Der hermeneutische Zirkel der Bildanalyse #TheorieVisuell

Um die Bilder in ihrem Sinn zu erschließen, wende ich in meiner Arbeit eine korpus-basierte Bildanalyse an. In dieser werden alle erhobenen Bilder nicht getrennt voneinander betrachtet und analysiert, sondern vergleichend gegeneinander gehalten. Der Korpus der fast 200 Bilder ist ein Vergleichshorizont, der eine Bandbreite von Deutungsentscheidungen bezüglich der Themenvorgaben „Ich und Chemnitz“ sowie „Ich und Europa“ enthält. Auf diese Weise können die einzelnen Bilder in ihrer Ähnlichkeit und Unterschiedlichkeit zueinander aneinander gehalten werden, um verschiedene Perspektiven auf die Bilder zu erhalten und neue Seharten zu generieren.
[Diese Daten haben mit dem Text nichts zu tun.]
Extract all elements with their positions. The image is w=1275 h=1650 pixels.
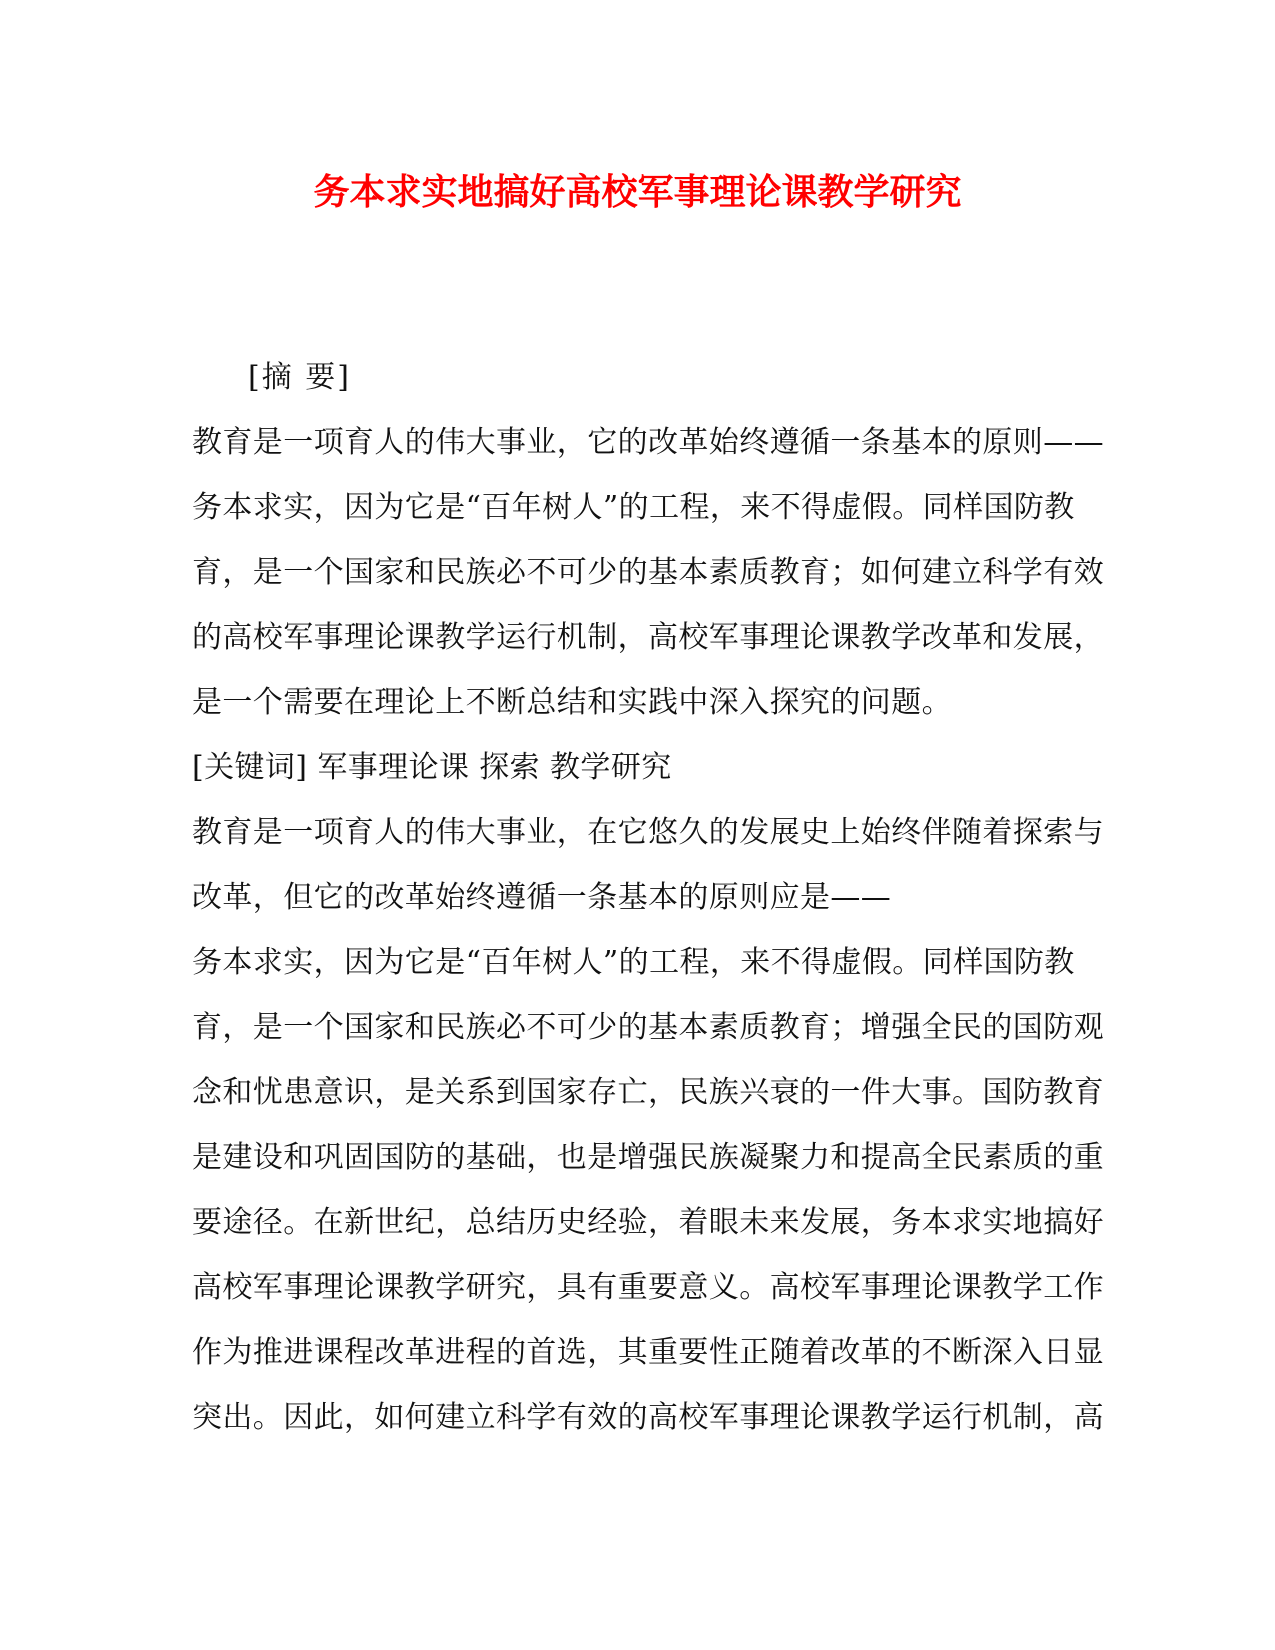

Der hermeneutische Zirkel der Bildanalyse (Quelle: eigene Darstellung)

Der hermeneutische Zirkel der Bildanalyse (Quelle: eigene Darstellung)

In der Phase der Bildauslegung, werden alle Bilder (die in Miniaturisierung materiell vorliegen müssen) nacheinander physisch ausgelegt und nach spezifischen Anschauungsaspekten gruppiert. Ein Anschauungsaspekt kann dabei sowohl auf eine bestimmte Gestaltung Bezug nehmen oder einen Inhalt meinen. Auf diese Weise werden die Bilder sowohl durch ein wiedererkennendes Sehen (Panaofsky 1996) als auch durch ein sehendes Sehen (Imdahl 1980) ausgelegt. Während es beim wiedererkennenden Sehen vor allem um die Identifikation von Bildelementen geht, wie beispielsweise den Roten Turm, ist beim sehenden Sehen vielmehr die Form und Gestaltung im Bild relevanter Aspekt. Da es sich im Bild immer um einen geformten Inhalt bzw. eine inhaltliche Formung handelt, also beide Teile zusammen realisiert sind, wird keine der Seharten ausgeschlossen.

Nachdem alle Bilder ausgelegt sind, werden diese in der Phase der Bildanschauung schließlich nach dem in der Bildauslegung identifizierten Aspekt einer eingehenden Betrachtung unterzogen. Dafür werden die Bilder zunächst in einer Bildzusammenstellung als Bildtafel formiert. Jene Bildtafeln werden hier auf diesem Blog bereits veröffentlicht. Die Anschauung und der Vergleich der Bilder auf der Tafel wird in der jeweiligen Sortierung deutlich, so dass sich stets neue Versionen der Bildtafel ergeben.

Ergebnis der Bildauslegung sind somit Anschauungsaspekte und Bildergruppen, die in der Bildanschauung einer genauen Analyse unterzogen werden. So stellt das Ergebnis der Bildanschauung eine Bildzusammenstellung dar, also konkreten Bildtafeln. Die gewählte Zusammenstellung ist im Laufe des hermeneutischen Zirkels ständigen Änderungen unterworfen, da die Bildauslegung stets neue Gruppierungen und Aspekte hervorbringt, die sich wiederum auf die bisherig erarbeiteten Bildtafeln auswirkt.

Ab der nächsten Woche werden dann Bildtafeln veröffentlicht, die in der zweiten Runde des hermeneutischen Zirkels entstanden sind. Der Zirkel wird solange durchlaufen, bis alle Bilder mindestens einmal Bestandteil von Bildtafelzusammenstellungen geworden sind, keine neuen Seharten und Anschauungsaspekte mehr hinzugefügt werden können und die bisherigen Zusammenstellungen keine Widersprüche oder Lücken aufweisen.

Literatur:

  • Imdahl, Max (1980): Giotto. Arenafresken. Ikonographie, Ikonologie, Ikonik, Wilhelm Fink Verlag, München.
  • Panofsky, Erwin (1996): Ikonographie und Ikonologie. Eine Einführung in die Kunst der Renaissance. In: Panofsky, Erwin (Hrsg.): Sinn und Deutung in der bildenden Kunst. Köln: DuMont, S. 36-67.